# 多层全连接神经网络实现MNIST手写数字分类

关键词：线性模型Linear、激活函数ReLU、批标准化BatchNormld、数据加载

#### 设置超参数（Hyperparameters）

In [4]:
batch_size = 64   #每一次训练的样本数量
learning_rate = 1e-2
num_epoch = 20

#### 加载数据

In [5]:
from torchvision import datasets, transforms
from torch.utils.data import DataLoader
data_tf = transforms.Compose([transforms.ToTensor(), transforms.Normalize([0.5], [0.5])])

# train属性是区别并对应加载训练集和测试机
train_dataset = datasets.MNIST(root='./data', train=True, transform=data_tf)
test_dataset  = datasets.MNIST(root='./data', train=False, transform=data_tf)
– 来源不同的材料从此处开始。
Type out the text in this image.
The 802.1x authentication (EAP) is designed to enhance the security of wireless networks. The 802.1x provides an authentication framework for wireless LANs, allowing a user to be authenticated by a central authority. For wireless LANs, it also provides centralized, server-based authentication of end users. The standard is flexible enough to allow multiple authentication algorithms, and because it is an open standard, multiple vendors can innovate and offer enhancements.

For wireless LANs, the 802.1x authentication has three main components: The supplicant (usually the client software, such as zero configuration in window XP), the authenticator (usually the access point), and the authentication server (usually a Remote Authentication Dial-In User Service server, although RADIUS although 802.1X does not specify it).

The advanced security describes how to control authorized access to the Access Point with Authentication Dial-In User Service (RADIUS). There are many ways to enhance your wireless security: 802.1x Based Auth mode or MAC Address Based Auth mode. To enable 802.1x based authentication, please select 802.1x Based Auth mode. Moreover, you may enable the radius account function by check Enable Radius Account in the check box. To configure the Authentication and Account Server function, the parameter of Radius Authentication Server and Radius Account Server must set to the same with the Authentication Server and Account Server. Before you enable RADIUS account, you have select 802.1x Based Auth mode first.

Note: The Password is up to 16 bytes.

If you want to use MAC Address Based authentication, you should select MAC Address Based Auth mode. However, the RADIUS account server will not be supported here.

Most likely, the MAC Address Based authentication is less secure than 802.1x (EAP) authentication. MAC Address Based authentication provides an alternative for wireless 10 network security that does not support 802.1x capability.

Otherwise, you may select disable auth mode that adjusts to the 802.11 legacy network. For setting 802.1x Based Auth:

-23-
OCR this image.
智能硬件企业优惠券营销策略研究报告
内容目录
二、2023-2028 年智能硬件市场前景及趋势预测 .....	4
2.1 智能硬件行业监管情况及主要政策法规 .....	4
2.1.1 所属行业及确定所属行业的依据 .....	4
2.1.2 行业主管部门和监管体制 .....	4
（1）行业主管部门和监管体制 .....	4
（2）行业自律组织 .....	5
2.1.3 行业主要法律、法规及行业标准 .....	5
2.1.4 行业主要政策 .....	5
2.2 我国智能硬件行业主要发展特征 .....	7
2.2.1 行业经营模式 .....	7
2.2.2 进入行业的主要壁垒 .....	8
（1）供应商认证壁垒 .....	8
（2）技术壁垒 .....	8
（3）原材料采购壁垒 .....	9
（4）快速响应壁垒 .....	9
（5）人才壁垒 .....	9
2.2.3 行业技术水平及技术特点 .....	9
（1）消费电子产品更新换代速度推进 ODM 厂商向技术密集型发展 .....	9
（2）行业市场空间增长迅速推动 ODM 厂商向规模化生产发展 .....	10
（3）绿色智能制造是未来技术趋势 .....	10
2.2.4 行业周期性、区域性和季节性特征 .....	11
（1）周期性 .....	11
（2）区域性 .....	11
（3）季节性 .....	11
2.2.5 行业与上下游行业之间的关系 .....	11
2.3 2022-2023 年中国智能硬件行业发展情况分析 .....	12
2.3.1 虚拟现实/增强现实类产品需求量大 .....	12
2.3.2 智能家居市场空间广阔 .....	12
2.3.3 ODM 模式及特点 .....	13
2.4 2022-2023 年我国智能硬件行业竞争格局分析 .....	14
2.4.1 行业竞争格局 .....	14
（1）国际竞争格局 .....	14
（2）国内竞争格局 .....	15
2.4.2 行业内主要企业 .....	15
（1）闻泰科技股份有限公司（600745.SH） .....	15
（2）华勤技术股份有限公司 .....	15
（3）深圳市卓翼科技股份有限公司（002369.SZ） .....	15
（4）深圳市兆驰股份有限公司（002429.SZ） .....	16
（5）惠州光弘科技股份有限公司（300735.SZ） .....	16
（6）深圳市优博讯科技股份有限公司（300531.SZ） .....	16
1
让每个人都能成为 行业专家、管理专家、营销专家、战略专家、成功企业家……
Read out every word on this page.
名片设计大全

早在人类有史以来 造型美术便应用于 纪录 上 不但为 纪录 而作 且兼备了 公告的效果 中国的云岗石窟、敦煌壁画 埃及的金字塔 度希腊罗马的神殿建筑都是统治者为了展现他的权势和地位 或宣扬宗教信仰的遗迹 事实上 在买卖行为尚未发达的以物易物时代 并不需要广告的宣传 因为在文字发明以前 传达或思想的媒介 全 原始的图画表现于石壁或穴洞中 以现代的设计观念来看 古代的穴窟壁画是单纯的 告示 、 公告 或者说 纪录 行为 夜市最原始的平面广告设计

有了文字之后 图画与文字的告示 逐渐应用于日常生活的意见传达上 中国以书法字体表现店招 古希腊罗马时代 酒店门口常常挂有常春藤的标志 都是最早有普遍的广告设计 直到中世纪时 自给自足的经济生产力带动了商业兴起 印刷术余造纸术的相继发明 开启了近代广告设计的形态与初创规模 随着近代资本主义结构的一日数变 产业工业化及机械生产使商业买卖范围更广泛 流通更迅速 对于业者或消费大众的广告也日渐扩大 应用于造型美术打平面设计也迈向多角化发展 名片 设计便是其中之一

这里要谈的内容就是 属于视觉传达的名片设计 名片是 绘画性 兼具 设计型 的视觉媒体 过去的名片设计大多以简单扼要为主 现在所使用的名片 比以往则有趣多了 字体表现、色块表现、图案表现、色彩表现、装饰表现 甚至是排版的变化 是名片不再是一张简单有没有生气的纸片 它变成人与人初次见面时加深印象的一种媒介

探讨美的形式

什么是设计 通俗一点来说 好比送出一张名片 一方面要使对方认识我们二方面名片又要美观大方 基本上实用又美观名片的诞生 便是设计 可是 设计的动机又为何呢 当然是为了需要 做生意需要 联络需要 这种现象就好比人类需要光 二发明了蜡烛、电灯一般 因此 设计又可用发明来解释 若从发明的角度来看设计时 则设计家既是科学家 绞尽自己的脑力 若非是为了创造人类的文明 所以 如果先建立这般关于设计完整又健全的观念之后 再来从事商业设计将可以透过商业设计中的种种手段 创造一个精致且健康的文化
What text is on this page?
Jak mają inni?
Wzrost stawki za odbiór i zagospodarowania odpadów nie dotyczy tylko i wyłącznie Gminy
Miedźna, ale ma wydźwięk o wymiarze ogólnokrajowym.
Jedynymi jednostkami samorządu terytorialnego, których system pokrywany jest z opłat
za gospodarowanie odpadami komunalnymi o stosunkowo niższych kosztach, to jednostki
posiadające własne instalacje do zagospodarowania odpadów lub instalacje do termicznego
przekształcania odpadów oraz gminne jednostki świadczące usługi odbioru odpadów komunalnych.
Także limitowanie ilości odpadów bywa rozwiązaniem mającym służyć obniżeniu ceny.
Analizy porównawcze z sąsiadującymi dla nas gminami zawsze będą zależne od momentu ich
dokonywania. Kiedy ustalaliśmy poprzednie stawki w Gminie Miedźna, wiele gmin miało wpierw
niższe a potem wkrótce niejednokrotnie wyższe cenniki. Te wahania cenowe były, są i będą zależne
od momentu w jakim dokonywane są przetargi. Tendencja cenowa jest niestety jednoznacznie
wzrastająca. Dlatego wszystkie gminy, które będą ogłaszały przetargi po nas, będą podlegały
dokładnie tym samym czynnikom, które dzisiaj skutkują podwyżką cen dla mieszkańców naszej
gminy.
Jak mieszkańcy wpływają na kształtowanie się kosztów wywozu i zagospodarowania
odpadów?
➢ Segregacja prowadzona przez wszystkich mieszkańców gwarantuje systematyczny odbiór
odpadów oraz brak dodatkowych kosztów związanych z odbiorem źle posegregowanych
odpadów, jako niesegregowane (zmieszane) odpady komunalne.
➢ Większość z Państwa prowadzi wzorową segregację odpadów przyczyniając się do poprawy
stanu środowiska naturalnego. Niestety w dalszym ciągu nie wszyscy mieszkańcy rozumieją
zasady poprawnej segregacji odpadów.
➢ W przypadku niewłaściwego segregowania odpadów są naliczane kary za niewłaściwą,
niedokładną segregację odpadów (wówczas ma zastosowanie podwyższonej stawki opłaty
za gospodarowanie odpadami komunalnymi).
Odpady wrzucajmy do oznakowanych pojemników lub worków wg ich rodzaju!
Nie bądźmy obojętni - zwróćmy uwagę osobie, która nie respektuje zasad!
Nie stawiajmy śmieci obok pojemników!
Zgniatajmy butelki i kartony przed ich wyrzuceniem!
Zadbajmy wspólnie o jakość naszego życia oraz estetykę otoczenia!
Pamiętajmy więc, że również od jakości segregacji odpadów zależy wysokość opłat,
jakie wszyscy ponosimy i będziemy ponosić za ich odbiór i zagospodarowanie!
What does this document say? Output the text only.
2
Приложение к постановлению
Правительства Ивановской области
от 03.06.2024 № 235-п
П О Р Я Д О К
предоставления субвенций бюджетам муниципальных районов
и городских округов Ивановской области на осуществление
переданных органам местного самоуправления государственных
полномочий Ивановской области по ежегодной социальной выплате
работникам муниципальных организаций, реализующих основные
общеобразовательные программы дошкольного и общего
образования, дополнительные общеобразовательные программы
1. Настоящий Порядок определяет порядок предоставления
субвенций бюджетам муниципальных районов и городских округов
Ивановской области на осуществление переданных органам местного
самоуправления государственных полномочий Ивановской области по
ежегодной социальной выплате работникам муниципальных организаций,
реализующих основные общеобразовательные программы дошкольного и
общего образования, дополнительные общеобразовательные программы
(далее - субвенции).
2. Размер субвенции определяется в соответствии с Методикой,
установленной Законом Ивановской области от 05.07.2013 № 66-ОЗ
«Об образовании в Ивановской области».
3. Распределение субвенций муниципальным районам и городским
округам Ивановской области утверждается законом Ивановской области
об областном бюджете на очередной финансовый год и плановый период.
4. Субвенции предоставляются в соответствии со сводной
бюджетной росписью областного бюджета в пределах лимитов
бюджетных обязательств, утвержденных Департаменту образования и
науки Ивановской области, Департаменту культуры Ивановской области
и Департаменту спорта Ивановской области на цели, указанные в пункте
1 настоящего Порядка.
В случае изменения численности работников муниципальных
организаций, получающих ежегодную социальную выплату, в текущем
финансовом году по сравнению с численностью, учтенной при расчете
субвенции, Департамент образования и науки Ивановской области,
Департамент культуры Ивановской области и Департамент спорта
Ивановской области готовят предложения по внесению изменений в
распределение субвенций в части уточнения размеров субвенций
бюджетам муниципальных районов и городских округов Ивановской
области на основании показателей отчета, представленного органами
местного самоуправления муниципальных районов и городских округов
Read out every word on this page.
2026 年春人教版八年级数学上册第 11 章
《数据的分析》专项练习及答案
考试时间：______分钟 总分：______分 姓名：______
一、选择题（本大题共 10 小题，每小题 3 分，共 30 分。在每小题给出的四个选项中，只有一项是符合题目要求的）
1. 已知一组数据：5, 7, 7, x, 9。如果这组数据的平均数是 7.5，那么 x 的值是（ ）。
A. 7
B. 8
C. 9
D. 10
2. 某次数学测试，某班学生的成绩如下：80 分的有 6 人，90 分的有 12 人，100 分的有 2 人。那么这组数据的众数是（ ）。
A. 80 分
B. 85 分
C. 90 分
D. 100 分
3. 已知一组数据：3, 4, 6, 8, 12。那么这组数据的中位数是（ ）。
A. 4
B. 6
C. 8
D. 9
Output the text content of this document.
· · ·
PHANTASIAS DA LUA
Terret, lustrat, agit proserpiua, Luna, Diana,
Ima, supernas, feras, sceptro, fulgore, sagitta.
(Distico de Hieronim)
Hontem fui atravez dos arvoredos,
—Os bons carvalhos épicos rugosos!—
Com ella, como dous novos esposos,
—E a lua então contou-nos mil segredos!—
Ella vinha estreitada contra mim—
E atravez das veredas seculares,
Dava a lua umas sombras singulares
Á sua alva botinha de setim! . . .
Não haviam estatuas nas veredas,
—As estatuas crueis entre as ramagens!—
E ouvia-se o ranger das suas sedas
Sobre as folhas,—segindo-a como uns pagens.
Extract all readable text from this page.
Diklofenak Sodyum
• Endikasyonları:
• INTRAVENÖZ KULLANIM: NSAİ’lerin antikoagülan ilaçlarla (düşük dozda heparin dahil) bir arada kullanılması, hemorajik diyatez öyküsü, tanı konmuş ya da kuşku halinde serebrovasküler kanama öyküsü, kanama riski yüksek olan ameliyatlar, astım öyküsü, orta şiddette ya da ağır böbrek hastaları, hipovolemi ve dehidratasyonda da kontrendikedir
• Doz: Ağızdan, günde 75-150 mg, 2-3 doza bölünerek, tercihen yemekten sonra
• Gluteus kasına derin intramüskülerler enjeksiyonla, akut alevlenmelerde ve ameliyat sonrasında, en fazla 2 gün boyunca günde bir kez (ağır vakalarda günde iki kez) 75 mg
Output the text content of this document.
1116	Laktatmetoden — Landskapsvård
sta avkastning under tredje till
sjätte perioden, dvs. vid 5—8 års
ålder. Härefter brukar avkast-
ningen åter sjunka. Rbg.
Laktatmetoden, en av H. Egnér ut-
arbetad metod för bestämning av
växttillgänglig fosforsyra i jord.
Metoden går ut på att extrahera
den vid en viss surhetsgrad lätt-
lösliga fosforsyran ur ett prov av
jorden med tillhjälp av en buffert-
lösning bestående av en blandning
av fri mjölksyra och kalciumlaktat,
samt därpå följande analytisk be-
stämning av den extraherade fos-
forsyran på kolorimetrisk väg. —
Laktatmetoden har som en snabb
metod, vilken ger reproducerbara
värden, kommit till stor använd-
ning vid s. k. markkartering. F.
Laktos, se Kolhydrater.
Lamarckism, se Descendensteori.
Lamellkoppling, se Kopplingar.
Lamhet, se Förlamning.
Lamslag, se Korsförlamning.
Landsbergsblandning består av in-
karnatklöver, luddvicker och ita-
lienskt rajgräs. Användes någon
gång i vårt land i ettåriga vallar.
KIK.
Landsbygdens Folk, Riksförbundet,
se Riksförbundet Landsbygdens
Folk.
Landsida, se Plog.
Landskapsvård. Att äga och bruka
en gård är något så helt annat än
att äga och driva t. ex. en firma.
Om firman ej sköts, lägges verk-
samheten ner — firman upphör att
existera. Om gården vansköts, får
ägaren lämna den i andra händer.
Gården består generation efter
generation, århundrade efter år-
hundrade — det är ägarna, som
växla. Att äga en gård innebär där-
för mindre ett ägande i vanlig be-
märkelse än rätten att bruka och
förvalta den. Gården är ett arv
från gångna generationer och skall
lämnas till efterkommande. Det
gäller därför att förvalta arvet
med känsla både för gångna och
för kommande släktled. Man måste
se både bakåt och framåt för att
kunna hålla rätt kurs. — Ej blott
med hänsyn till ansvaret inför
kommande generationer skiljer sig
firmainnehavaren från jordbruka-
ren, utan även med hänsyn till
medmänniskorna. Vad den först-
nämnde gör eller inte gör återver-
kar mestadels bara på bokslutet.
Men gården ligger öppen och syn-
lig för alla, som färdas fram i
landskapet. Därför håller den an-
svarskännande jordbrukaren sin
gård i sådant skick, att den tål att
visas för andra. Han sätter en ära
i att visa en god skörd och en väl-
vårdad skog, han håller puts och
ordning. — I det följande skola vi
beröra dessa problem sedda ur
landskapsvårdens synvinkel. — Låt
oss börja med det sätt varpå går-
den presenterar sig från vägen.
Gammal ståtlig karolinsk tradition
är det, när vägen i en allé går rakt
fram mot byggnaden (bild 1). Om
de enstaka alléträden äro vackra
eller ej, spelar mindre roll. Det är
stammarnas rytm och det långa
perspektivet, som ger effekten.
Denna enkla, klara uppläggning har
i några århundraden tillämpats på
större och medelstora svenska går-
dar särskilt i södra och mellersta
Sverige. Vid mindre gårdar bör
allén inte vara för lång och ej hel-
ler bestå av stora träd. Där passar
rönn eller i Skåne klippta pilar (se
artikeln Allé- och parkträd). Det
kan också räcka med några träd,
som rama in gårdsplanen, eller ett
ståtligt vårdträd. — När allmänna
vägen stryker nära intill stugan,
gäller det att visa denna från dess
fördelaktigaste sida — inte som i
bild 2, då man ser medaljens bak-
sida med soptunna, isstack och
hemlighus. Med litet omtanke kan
train_loader = DataLoader(train_dataset, batch_size=batch_size, shuffle=True)
test_loader  = DataLoader(test_dataset,  batch_size=batch_size, shuffle=False)

#### 三种模型

In [6]:
from torch import nn

1. 简单的三层全连接神经网络

In [17]:
class simpleNet(nn.Module):
    def __init__(self, in_dim, n_hidden_1, n_hidden_2, out_dim):
        super(simpleNet, self).__init__()
        self.layer1 = nn.Linear(in_dim, n_hidden_1)
        self.layer2 = nn.Linear(n_hidden_1, n_hidden_2)
        self.layer3 = nn.Linear(n_hidden_2, out_dim)
        
    def forward(self, x):
        x = self.layer1(x)
        x = self.layer2(x)
        x = self.layer3(x)
        return x

2. 添加激活函数

In [70]:
class Activation_Net(nn.Module):
    def __init__(self, in_dim, n_hidden_1, n_hidden_2, out_dim):
        super(Activation_Net, self).__init__()
        # inplace=True是指对输入数据进行原地改变，不使用新的变量，节省内存空间
        self.layer1 = nn.Sequential(nn.Linear(in_dim, n_hidden_1), nn.ReLU(inplace=True)) 
        self.layer2 = nn.Sequential(nn.Linear(n_hidden_1, n_hidden_2), nn.ReLU(inplace=True)) 
        self.layer3 = nn.Sequential(nn.Linear(n_hidden_2, out_dim), nn.ReLU(inplace=True)) 
        
    def forward(self, x):
        x = self.layer1(x)
        x = self.layer2(x)
        x = self.layer3(x)
        return x

3. 添加批标准化

In [35]:
class Batch_Net(nn.Module):
    def __init__(self, in_dim, n_hidden_1, n_hidden_2, out_dim):
        super(Batch_Net, self).__init__()
        # BatchNorm1d 中 '1' 是数字1
        self.layer1 = nn.Sequential(
            nn.Linear(in_dim, n_hidden_1), 
            nn.BatchNorm1d(n_hidden_1),
            nn.ReLU(True)) 
        self.layer2 = nn.Sequential(
            nn.Linear(n_hidden_1, n_hidden_2), 
            nn.BatchNorm1d(n_hidden_2),
            nn.ReLU(inplace=True)) 
        self.layer1 = nn.Sequential(nn.Linear(n_hidden_2, out_dim), nn.ReLU(inplace=True)) 
        
    def forward(self, x):
        x = self.layer1(x)
        x = self.layer2(x)
        x = self.layer3(x)
        return x

#### 训练及测试网络

In [40]:
from torch import optim, Tensor
from torch.autograd import Variable

1. 简单的三层全连接神经网络

训练

In [44]:
# 数据格式
for data in train_loader:
    img, label = data
    img = img.view(img.size(0), -1)
    print('img:\n',img)
    print('label:\b',label)
    break
img, data

img:
 tensor([[-1., -1., -1.,  ..., -1., -1., -1.],
        [-1., -1., -1.,  ..., -1., -1., -1.],
        [-1., -1., -1.,  ..., -1., -1., -1.],
        ...,
        [-1., -1., -1.,  ..., -1., -1., -1.],
        [-1., -1., -1.,  ..., -1., -1., -1.],
        [-1., -1., -1.,  ..., -1., -1., -1.]])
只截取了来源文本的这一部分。